– Jim Gale –
We pull on chest waders, new out of the box provided for us at Muir Woods National Park. Steve, an invertebrate stream ecologist, welcomes us beneath the towering 65 meter redwoods. Our hearts beat in anticipation as we walk into the stream. He demonstrates our sampling method and we each stir the rocks upstream above the net. The water turns murky. Are we are catching something? We are at a Bioblitz, occurring just a half hour north of San Francisco and sponsored by Golden Gate National Recreation Area, the National Park Service and National Geographic. We are part of a citizen science and youth educational program, with 200 scientists and 5000 school kids and 10,000s of visitors to the park, that are here to inventory and celebrate the biodiversity of life. All of this must be done, or at least attempted, in just 24 hours! Our eyes bulge as we look through our hand lenses and see the hairs and barbs on the invertebrate legs that allow them to attach to rocks in the fast current!
This description is just a small sample of the science and excitement of a Bioblitz, which was organized this past spring in Golden Gate National Recreation Area, which 16 million people visit annually.
Hawaii Volcanoes National Park, on the Island of Hawaii, will host, with National Geographic, a Bioblitz on May 15-16, 2015. The Bioblitz will combine science and Hawaiian spiritual values of I ka nānā no a ‘ike…By observing one learns. We plan to connect both youth and adults to scientists and cultural practitioners, to promote scientific exploration and the awareness of the interconnectedness among the native plants and animals, the environment, traditional people, and our daily lives. This is our goal for the celebration of the diversity of life and culture, as we design our Bioblitz at Hawaii Volcanoes National Park. Combining culture and science, fulfills our management objectives as well as the needs of the visitor. Visitors come to see one of the world’s most active volcanoes and many come because this is the sacred home of Pele Honunea Mea, the goddess of both constructive and destructive forces. We hope that by having a Hawaiian perspective, visitors to this Bioblitz will further understand and appreciate the life and life styles of these islanders, and how they value diversity. Hawaiians are keen observers and have developed a two-part naming system to talk about plants, hundreds of years before we started using genera and species to identify plants and animals.

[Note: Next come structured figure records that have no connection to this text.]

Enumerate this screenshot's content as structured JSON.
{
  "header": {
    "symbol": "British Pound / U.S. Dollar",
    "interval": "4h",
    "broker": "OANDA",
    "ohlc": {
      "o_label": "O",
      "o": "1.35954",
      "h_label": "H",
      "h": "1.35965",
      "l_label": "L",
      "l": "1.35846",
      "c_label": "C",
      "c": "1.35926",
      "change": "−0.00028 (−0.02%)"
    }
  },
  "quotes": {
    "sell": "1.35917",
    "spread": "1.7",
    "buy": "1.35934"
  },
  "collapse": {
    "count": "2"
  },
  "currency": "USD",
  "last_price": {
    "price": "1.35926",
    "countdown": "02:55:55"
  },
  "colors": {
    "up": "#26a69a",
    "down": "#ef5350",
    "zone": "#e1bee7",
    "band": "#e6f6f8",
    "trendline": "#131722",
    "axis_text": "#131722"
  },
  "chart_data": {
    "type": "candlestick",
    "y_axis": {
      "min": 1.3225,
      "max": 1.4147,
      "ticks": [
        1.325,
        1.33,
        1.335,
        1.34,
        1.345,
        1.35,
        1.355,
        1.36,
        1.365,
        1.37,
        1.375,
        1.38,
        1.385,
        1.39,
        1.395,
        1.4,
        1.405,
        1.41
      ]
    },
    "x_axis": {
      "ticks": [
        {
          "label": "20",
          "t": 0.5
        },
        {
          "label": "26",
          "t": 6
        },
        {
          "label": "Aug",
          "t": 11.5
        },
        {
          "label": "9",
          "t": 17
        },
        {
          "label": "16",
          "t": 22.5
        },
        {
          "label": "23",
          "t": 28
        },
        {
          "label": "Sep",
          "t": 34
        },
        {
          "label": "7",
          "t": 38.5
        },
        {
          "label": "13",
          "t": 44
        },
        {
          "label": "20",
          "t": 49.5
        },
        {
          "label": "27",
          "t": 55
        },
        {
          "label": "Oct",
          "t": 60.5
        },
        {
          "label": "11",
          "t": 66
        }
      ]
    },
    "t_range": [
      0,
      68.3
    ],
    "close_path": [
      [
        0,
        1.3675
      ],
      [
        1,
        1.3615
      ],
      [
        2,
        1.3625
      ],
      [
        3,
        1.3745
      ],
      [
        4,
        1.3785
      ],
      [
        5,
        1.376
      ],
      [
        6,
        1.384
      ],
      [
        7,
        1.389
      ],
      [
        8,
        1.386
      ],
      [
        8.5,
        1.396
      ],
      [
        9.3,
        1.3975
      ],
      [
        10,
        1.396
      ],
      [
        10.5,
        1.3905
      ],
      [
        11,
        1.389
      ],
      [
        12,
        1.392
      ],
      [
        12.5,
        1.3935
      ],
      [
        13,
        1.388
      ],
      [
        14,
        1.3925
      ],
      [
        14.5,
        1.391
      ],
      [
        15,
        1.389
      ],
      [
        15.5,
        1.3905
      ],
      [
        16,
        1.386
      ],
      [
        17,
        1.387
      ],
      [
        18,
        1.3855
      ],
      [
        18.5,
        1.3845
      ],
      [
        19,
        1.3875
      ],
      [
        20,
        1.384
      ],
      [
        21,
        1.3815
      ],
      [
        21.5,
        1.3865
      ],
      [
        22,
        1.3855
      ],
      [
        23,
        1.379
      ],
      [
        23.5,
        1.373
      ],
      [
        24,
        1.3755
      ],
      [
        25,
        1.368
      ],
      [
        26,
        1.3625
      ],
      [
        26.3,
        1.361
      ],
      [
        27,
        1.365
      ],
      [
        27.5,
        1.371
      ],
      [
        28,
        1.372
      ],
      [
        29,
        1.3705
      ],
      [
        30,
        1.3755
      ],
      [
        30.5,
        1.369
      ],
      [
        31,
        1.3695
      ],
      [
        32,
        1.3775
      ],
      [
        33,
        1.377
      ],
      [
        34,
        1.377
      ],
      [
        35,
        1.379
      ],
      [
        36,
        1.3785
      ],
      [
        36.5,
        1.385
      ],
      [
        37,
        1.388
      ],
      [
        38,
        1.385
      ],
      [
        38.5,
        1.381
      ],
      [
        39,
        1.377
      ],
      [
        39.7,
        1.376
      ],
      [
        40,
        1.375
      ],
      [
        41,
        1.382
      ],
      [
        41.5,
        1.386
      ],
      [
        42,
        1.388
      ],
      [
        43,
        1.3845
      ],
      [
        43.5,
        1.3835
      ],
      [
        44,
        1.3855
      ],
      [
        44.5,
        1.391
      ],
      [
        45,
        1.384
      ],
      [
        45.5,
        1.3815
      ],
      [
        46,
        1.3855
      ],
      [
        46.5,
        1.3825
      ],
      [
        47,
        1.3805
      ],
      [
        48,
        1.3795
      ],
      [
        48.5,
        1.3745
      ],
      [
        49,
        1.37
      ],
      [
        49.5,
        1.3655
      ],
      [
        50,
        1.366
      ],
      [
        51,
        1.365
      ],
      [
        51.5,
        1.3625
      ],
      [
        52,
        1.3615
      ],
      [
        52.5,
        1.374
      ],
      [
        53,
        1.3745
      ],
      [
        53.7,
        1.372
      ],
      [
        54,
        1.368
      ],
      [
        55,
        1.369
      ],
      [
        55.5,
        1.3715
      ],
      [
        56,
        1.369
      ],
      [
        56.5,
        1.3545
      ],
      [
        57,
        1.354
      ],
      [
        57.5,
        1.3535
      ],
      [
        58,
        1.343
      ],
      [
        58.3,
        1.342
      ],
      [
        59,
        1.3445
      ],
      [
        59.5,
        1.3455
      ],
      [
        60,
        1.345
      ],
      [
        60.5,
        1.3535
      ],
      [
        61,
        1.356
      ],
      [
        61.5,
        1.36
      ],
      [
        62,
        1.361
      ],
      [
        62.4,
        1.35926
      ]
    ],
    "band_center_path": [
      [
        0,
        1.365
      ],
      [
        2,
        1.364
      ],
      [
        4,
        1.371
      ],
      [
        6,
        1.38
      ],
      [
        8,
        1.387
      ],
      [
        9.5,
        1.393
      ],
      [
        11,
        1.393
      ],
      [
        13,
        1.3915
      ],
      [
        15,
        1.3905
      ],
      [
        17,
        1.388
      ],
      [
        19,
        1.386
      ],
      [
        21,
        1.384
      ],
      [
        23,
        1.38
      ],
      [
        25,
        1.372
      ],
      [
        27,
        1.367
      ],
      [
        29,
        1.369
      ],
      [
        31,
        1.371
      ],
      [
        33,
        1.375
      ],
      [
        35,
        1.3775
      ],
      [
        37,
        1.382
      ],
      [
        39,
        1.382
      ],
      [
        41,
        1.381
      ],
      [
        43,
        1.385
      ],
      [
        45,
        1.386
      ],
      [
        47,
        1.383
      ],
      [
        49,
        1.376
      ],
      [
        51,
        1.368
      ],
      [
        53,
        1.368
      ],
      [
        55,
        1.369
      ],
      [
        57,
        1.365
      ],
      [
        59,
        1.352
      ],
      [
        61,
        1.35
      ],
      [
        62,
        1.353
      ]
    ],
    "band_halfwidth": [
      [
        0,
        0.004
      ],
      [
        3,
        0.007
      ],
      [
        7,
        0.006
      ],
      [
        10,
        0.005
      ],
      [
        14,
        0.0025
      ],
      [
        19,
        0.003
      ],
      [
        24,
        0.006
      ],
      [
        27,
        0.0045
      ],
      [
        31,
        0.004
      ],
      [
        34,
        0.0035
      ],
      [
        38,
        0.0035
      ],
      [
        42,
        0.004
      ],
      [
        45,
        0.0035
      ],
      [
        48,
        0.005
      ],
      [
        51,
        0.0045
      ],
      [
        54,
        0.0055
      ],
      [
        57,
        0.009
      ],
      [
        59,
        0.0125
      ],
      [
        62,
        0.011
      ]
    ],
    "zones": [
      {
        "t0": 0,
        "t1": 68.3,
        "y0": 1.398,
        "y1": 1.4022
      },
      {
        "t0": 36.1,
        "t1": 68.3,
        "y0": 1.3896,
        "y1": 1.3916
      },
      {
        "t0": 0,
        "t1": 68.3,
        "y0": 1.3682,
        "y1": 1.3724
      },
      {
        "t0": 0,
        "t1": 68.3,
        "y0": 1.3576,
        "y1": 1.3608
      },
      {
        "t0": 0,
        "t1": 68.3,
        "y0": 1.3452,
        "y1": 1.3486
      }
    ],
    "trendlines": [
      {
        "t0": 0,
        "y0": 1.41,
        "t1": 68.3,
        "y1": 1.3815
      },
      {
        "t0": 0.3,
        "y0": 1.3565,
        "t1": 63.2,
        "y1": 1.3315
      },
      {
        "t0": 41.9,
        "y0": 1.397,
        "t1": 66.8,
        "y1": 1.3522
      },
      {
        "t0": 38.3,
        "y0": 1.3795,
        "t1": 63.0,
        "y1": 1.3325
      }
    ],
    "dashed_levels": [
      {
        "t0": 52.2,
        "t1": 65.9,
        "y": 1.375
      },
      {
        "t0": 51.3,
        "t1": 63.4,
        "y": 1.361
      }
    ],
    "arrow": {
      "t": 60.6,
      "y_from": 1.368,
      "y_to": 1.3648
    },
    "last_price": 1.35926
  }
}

Hopefully, participants will want to plant their backyards in Hawaii with native plants like Mamaki, so that the Blackburn butterfly can lay its eggs and they can hatch to form caterpillars which will metamorphose into butterflies. Wouldn’t that be fun? Or plant Ohia trees so that the honeycreepers will inhabit home backyards, as a source of nectar for insects. That will be the true success of this Bioblitz – if people will take inspiration from it and value and celebrate the diversity of life, by making it a part of their everyday lives.